Posted by Kathy Meeh


ian butler said...

"why can't this weed grow elsewhere,
why don't you care?"

It could potentially grow elsewhere, but it doesn't belong elsewhere. It co-evolved with the rich tapestry of other species in the area, which is why it is so important to preserve those patches of habitat. And, yes, I do care!

Anonymous said...

Ian, I consider you one of the more intelligent members of the gang of no. Do you understand weed and plant seed and spores blow in the wind land on dirt and grow in new places. If you do not believe this I can show you weeds on my grass that I have never seen before.
Also the hill is filled with a licorce type plant that has taken over the top half of the back hill.

Manzanita aka coyote brush has taken over just about everyone elses hill.

Anonymous said...

I definitely don't care, but I can appreciate that someone else might. The article states the school bought just one of the ten acres to possibly be used for more parking/play space for students and faculty. That seems very reasonable and balanced.

Anonymous said...

"Do you understand weed and plant seed and spores blow in the wind land on dirt and grow in new places?"

If California is last in education, surely Pacifica is last in CA. May the wind blow and fill the empty places soon.

Kathy Meeh said...

"... it doesn't belong elsewhere. It co-evolved with the rich tapestry of other species in the area.." Ian 1158.

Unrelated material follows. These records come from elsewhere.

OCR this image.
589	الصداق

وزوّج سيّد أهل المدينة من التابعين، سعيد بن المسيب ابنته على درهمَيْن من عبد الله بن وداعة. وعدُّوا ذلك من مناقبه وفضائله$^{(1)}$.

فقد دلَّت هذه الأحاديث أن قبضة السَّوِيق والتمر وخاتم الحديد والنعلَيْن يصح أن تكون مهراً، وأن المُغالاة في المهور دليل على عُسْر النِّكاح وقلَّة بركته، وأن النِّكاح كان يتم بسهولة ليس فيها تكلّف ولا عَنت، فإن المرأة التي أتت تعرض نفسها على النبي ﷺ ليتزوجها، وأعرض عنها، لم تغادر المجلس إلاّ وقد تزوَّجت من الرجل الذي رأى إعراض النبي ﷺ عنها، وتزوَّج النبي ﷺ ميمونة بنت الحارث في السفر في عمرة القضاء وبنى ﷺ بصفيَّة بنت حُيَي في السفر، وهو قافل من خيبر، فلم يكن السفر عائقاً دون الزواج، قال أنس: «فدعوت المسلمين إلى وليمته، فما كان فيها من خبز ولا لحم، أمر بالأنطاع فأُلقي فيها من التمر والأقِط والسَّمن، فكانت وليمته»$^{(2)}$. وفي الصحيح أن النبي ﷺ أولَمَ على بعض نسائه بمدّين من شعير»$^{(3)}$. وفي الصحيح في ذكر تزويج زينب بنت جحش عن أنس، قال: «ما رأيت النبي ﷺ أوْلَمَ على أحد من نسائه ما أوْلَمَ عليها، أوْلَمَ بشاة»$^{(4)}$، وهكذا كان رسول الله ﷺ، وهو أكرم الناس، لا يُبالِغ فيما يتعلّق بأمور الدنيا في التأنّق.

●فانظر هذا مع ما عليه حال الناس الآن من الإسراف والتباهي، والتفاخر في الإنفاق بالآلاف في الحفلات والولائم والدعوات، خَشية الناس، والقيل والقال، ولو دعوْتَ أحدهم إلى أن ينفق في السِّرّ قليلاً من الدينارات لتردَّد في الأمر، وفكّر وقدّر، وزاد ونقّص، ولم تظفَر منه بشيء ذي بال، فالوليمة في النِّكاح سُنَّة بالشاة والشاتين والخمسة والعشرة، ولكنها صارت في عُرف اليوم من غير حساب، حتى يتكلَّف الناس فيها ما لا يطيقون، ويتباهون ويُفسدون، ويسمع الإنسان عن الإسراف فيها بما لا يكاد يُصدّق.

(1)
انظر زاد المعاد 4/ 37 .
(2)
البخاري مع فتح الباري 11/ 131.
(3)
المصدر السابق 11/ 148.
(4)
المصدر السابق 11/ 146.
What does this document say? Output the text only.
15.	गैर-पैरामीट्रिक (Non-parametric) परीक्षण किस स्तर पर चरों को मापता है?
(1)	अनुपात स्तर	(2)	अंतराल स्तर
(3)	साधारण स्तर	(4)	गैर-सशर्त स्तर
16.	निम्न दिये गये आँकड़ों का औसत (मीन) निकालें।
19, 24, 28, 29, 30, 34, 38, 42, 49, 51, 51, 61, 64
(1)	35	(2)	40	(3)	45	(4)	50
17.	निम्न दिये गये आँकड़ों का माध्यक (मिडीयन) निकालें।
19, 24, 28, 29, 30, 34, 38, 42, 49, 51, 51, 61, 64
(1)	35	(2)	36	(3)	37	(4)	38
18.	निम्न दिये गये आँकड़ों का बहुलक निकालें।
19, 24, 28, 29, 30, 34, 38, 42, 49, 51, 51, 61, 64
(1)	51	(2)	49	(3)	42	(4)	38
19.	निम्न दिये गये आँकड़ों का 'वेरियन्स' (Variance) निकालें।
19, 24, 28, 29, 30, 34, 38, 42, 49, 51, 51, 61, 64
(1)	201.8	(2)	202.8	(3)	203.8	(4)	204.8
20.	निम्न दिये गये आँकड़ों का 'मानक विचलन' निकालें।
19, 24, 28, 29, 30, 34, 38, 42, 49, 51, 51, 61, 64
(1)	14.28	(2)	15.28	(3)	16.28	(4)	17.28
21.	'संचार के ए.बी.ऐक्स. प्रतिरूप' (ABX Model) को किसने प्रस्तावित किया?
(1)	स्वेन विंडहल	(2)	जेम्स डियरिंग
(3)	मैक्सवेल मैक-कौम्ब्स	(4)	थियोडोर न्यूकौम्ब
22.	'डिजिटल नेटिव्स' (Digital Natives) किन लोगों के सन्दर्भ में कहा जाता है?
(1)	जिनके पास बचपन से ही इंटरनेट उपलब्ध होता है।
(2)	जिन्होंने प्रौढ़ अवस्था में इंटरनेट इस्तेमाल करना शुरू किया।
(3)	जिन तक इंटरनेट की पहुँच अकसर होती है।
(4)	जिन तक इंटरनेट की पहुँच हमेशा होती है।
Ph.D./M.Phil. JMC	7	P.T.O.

No way can I wrap my head around that thought. Its a weed, but even if it were a potato, or a human, or a rat, or all of the above-- being "native" isn't necessary and may even be regressive to the species. (And this converse theorem might also apply to Pacificans born here).

Anonymous said...

Ah, the arrogance inherent in this
ideology. This belongs here, that belongs there, you don't belong anywhere. We should reject these limits, just as Nature does.

Anonymous said...


May the wind blow between your ears. In one ear out the other.


ian butler said...

The San Francisco lessingia is an example of the exact opposite of a weed. A weed is a plant introduced from a different region that grows unchecked in a new environment. The lessingia is a plant that has been in this particular spot since before there were humans in North America. Whether it may share some superficial resemblance to some invasive weeds is irrelevant. There are insects in the Daly City dunes that pollinate this particular plant. There are others that feed on it or use it for shelter or to lay their eggs. It all fits together. I recently took a hike at the Pedro Point Headlands with Jake Sigg who explained the importance of these natural communities, and how, if you disturb the community too much, it falls apart. you can watch an interview of him for a deeper explanation:

todd bray said...

I'm sure that Ian as a native born and raised in Daly City has a very valid passion. But like Pacifica's sand cliffs these of Daly City and SF to the north (Ft. Funston) are changing shape every day.

Anonymous said...

Good news native plant enthusiasts! There are nine acres left. Buy it for your own lofty purposes.

Anonymous said...

The only weed that serves a purpose to about 75% of Pacificans is that funny 5 prong shaped weed y'all smoke.

Listen to baaahoooey trying to be the spokesman for Ian.

Anonymous said...

Can you make money off it, eat it, smoke it, or feed it to animals.